Why has there been such an easy and large scale transfer of values from liberalism to communism? The answer is simple, the class basis of both is the same – they are forms of authoritarian reaction emerging from the elite. The celebrated liberal thinkers have come from the elite or the gentry, so have the most revered communist prophets (the Russian case is already taken note of). Mao Tse Tung’s father was a wealthy land owner and cultivator, so was the father of Fidel Castro. The roving revolutionary Che Guevara came from the urban upper middle class of Argentina.

Neutralising Reaction: What is to be done?

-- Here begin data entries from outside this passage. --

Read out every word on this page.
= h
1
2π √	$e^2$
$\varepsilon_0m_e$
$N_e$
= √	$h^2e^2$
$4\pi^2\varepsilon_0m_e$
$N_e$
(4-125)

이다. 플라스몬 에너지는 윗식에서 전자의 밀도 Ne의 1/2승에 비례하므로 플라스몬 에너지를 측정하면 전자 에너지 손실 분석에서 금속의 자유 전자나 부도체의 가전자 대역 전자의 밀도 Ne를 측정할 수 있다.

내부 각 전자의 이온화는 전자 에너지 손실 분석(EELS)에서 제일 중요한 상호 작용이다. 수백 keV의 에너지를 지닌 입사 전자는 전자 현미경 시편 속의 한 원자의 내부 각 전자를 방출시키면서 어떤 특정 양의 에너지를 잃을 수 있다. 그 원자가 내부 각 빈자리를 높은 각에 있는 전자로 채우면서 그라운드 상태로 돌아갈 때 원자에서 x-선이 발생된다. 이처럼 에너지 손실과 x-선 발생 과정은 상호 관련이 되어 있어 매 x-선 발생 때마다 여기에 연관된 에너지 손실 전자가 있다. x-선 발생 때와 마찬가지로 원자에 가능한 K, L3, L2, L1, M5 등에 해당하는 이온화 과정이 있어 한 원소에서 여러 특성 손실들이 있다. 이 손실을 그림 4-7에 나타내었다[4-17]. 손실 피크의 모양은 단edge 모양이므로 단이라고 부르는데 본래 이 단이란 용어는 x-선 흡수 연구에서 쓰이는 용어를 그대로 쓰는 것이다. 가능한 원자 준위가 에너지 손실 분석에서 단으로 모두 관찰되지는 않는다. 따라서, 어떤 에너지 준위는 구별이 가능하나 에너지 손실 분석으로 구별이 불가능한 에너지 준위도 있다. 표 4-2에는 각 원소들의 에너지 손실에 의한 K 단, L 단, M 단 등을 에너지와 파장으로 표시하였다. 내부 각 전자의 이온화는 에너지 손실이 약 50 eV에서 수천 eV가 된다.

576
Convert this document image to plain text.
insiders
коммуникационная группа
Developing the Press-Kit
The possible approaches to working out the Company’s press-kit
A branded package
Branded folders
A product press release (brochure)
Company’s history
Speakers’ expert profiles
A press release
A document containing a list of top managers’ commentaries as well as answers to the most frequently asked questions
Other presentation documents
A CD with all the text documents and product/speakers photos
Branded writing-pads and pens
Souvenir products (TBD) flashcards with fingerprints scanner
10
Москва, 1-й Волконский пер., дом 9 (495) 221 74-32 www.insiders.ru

At the moment, the two forms of elite reaction – communist and liberal – are politically disempowered in our country. But they are still very much alive. How do we ensure that they remain disempowered and eventually wither away because of the want of political room? Perhaps this could happen if the Indian state evolves into a genuinely Indic democracy that upholds indigenous lived culture. I am conscious of the irony, but I cannot resist quoting Leszek Kolakowsky, the historian of Marxism, at this juncture to lend weight to my suggestion. “The aim of democracy as Marx understands it”, writes Kolakowsky, “is to make the state once more an instrument of man…Only a state which is a form of the existence of its people, and not a foreign body over and against them, is a true state, one which conforms to the essence of statehood.” So, it seems like an Indic democracy suffused with indigenous lived culture, the ‘form of existence of its people’, will be consistent with Marx’s understanding of a truly democratic state. But now, the question emerges spontaneously, what exact appearance should such a state assume in India? I do not know. But perhaps we could debate this, with civility and without calling each other names. However, one thing to me is clear, such a state must recognise its most numerically manifest indigenous lived culture’s right to the sacred sites and shrines that have lapsed from its possession. By the way, Marx’s understanding of democracy indicates that he wasn’t as complete a reactionary as his later day disciples.

Bibliography:

Darnton, Robert, ‘Philosophers Trim the Tree of Knowledge: The Epistemological Strategy of the Encyclopedie’ in The Great Cat Massacre and Other Episodes in French Cultural History

Foucault, Michel – Power/Knowledge: Selected Interviews and Other Writings, 1972-77.

Kolakowsky, Leszek – Main Currents in Marxism: The Founders, The Golden Age, The Breakdown

Laski, Harold J. – Birth of European Liberalism

Service, Robert – The Penguin History of Modern Russia. From Tsarism to the Twenty-First Century.